Все в комнате, за исключением госпожи Шэнь (которая втайне наслаждалась горем и гневом Кэ-мина) и Чунь-лань, в тяжелом раздумье ожидали, когда заговорит Кэ-мин. Шу-хуа обуревали сложные и противоречивые чувства: она испытывала чувство удовлетворенной мести при виде горя Кэ-мина (она особенно ненавидела его из-за своей двоюродной сестры Шу-ин) и в то же время, видя беспомощное положение своего еще не старого, но уже одряхлевшего дяди, почувствовала к нему жалость.
— Кэ-мин, как ты себя чувствуешь? — тревожно спросила госпожа Чжан, напуганная его видом.
— Я убью его, — скрежеща зубами, как бы про себя пробормотал Кэ-мин. Он поднял голову, огляделся кругом и, заметив Цуй-хуань, строго приказал ей: — Принеси-ка мне палку.
Цуй-хуань покорно кивнула, но не двинулась с места. Она глядела на госпожу Чжан, не зная, как быть. Кэ-мин, видя, что она не уходит, еще строже сказал:
— Ты почему не идешь? Быстрей неси.
Цуй-хуань не посмела больше медлить и покорно вышла.

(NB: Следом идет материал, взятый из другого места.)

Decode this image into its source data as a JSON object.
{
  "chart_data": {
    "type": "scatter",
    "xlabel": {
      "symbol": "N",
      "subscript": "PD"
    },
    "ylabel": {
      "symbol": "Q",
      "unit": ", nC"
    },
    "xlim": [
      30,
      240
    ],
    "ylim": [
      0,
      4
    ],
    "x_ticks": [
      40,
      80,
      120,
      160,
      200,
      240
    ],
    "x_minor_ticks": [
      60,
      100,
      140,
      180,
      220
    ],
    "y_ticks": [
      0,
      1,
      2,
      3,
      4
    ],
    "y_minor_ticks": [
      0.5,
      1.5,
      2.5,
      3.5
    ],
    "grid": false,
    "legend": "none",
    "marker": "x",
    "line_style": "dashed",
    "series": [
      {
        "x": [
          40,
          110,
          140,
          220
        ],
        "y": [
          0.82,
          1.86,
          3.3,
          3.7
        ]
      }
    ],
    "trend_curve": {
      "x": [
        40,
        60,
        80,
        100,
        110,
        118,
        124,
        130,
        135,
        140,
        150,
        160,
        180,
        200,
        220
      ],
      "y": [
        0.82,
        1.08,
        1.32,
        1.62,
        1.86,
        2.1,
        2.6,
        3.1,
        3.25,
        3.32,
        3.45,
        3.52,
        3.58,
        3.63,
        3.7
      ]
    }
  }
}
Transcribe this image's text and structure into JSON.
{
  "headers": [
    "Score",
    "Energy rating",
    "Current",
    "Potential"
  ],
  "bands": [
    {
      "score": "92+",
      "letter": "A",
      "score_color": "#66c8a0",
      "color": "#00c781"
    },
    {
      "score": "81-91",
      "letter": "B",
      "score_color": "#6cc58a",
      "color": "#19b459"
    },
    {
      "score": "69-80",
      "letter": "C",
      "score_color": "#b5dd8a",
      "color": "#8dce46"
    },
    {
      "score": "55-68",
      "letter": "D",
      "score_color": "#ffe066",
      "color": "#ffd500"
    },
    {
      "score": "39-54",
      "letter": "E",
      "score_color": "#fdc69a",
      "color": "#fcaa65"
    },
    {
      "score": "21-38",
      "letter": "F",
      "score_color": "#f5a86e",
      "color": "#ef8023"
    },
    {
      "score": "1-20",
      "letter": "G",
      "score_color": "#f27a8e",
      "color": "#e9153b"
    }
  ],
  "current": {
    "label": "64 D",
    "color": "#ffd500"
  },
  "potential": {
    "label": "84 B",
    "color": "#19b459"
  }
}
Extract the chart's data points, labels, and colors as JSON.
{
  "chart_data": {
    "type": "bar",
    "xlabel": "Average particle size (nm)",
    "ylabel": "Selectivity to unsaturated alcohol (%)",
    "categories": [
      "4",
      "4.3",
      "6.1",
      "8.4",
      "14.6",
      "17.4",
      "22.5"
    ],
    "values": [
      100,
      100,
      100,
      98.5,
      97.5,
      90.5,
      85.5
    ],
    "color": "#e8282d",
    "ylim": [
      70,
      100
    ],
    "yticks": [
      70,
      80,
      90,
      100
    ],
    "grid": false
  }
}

— Довел меня до белого каления, — разговаривая как бы с самим собой, сказал он. Тяжело вздыхая, он сверлил стоявшего перед ним сына гневным взглядом. Вид съежившегося и дрожащего от страха Цзюе-ина еще больше разъярил его, и он стал браниться еще сильнее: — Скотина ты этакая! Я думал, что ты прилежно занимаешься в кабинете, а ты бросил учебу и помчался творить такие гнусные дела. Ты не слушаешься! Вырос балбесом! Не желаешь учиться! Чего же ты хочешь? Безобразничать? Твое поведение приводит меня в ярость! Я забью тебя до смерти! Я убью тебя, никчемная тварь, — все больше и больше кипятился Кэ-мин, пока, наконец, не почувствовал, что голова его готова лопнуть от напряжения. В это мгновенье он увидел Цуй-хуань с палкой в руке. С криком: «Никчемная тварь», он вскочил и протянул руку за палкой: — Дай сюда!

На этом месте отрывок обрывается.